César de Echagüe contempló un momento a la mujer que estaba ante él. ¿Cuál era su verdadero secreto? No era una esfinge, sino un ser real, de carne y hueso, de alma y de corazón y, sin embargo, había algo falso en toda aquella apariencia.

—¿Qué hay en aquellas montañas que se ven allí? —preguntó, de súbito, Ginevra, señalando unas montañas que se levantaban a un par de leguas del rancho.

—Son unos hermosos aunque pequeños cañones —explicó César—. ¿Te gustaría visitarlos?

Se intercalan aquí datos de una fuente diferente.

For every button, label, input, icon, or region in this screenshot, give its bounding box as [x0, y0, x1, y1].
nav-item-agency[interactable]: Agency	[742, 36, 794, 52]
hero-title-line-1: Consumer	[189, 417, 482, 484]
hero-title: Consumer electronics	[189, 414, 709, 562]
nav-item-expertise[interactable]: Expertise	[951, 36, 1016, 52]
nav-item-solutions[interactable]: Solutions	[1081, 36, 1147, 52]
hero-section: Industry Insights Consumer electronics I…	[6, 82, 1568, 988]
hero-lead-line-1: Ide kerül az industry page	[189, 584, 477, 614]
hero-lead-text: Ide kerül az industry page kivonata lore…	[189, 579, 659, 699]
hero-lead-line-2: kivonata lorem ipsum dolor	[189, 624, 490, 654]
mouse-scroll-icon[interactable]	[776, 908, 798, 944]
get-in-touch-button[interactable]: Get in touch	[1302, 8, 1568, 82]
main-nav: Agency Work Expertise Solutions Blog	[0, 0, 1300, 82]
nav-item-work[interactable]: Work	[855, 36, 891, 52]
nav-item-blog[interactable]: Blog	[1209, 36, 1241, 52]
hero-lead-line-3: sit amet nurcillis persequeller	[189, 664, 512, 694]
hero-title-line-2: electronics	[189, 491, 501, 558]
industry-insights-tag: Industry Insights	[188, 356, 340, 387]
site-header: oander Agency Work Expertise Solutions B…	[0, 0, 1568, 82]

La respuesta de Ginevra fue inmediata; pero no impremeditada. Desde hacía varios minutos estaba deseando alejarse de aquella casa, donde notaba demasiado latente el recuerdo de la primera esposa de César de Echagüe. Aquel fantasma se interpondría siempre entre ellos; pero, como todos los fantasmas, sólo tenían fuerza entre los muros que le vieron vivir en la realidad. En el que fue su hogar, la primera mujer de César de Echagüe hallaría las energías necesarias para manifestarse y ser fuerte. Lejos del rancho de San Antonio, Leonor de Acevedo no podría nada contra la mujer que deseaba sustituirla en el corazón de César de Echagüe.